The bucolic life

Up close, you realize that living in the countryside is hard work. Farming, especially of rice, is famously back-breaking labour. Almost three millennia ago, people were already writing long poems about a past golden age when nomadic people herded cattle. Bucolic poetry, pastoral art, a hankering after a simple life in movies and TV shows saturate culture even now.

Little concern has he with quarrels and courts who has not a year’s victuals laid up betimes, even that which the earth bears, Demeter’s grain.

Hesiod (Works and Days, circa 700 BCE)

There are still some nomadic herders in India, but they are considered to be a little outside of civilized life. Generally, farmers look down on them and their lifestyle. It is a reflection of the way that city dwellers, in turn, look down on “simple” farmers, with an added layer of hostility about their “thieving ways”. In the Sahyadri region there are large tracts of land where the top soil is too thin for cultivation. We saw herds of cows grazing on such fields. I began to wonder whether these are used by nomads.

Later, we were caught in the middle of a traffic jam of a mixed flock of goats and cows. I looked out at the livestock, and revised my opinion. This was a very mixed bunch. They were unlikely to belong to nomads. They usually herd particular breeds of cattle. They are unlikely to have the money to buy new breeds. It was more likely that farmers here supplemented their incomes by raising cattle as well.

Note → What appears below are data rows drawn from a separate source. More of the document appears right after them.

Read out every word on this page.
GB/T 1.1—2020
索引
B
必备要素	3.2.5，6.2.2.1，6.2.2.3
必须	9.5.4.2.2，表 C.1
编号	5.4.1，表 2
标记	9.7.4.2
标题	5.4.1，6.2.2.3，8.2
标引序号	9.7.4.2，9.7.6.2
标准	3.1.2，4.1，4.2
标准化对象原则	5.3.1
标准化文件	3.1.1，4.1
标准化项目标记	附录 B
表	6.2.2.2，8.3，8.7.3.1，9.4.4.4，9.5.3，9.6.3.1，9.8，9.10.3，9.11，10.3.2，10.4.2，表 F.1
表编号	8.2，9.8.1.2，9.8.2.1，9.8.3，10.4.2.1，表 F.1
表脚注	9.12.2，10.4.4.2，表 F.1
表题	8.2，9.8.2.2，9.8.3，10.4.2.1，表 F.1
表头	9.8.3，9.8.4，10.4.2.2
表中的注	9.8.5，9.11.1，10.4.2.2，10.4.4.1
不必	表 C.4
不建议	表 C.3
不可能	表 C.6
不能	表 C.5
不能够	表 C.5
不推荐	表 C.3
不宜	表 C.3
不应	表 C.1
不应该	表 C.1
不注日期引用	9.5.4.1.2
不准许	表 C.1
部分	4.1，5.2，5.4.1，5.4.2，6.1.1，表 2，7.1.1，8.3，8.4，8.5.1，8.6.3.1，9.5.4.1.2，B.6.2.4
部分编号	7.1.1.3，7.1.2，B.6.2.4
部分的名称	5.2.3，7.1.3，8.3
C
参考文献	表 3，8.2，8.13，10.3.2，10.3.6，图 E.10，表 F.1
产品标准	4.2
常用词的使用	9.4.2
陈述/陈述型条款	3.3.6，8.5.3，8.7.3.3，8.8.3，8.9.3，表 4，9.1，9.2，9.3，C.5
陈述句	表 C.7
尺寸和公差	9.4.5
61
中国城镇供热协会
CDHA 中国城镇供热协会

The herders were all women. The Family got a few good portraits of the women at work. This tied in with something else we’d noticed earlier. The fields that we passed were being ploughed by men. It was possible that the work is split by gender: women to tend cattle, men on the field. This gets interrupted during the time that the paddy has to be transplanted. Then the whole family, children included, get drafted into the work.

And Epimetheus did not think on what Prometheus had said to him, bidding him never take a gift of Olympian Zeus, but to send it back for fear it might prove to be something harmful to men.

Hesiod (Works and Days, circa 700 BCE)

A little further on, an earth mover was standing in a rice field. The farmers here are quite willing to sell their lands to city folks intent on building hotels and resorts for people like us. They’ll take the money and move to cities. In a couple of years the plateau will be filled with city people on a short holiday. About ten thousand years ago agriculture began, and villages formed. It took at least five thousand years for the majority of humanity to convert to a life of settled farming. A couple of thousand years later, a little before the time of Hesiod, the first cities formed. At the end of the twentieth century, for the first time in history, a majority of humanity began living in cities. We are lucky, we live in a moment of unprecedented changes. In our times the cities will begin to retreat from coasts into these highlands.

Desert livelihoods

As we traveled westwards from Jodhpur into the deep desert, we raced past tiny villages. A day later, as we stood in a little oasis in the desert and saw a herd of sheep come in to graze and drink water, I started to wonder about the livelihood of people who live here. The desert covers about 60% of Rajasthan. The population density of about 80 persons per square kilometer is about a fifth of the rest of Rajasthan. Still, the desert holds more than 15 million people. How do they live, what do they do?

Herding is a major traditional livelihood. Apart from sheep we saw goats, cows and donkeys. The photo which you see above was taken near one of the largest oases in the western desert. Ground water is scarce in the desert; we hardly saw any wells. Because of this, traditional herders were nomadic, driving their livestock from one oasis to another. I don’t know whether this lifestyle is still possible today. I suspect that the slightly improved supply of water, from the Indira Gandhi Canal, has contributed to the settling of nomads. Another factor in the settling of nomads is the plentiful electricity from wind generators: you need to have a settled address in order to tap into the electric grid

There was evidence of subsistence farming, as in the photo above. I had to keep my nose and mouth constantly covered against blowing dust, so I suspect that there is little soil here. Farming cannot be a paying proposition. The article on the Thar desert in Wikipedia claims that a third of crops fail. This figure is not referenced, and may be inaccurate. New crops are constantly tried out, and it was clear that pearl millet (bajra) is a success. We had wonderful bajra roti all through our trip. The Family pointed out that the bajra is better than what we get in Mumbai. On the other hand, it is also clear that there is a constant battle to contain the desert.

One possible future for India due to global warming is widespread desertification of the country. This is not inevitable, because good policies and innovation in large-scale rain and ground water management could lead to a different future. The Thar desert is a laboratory for how we could try to manage this kind of disastrous future.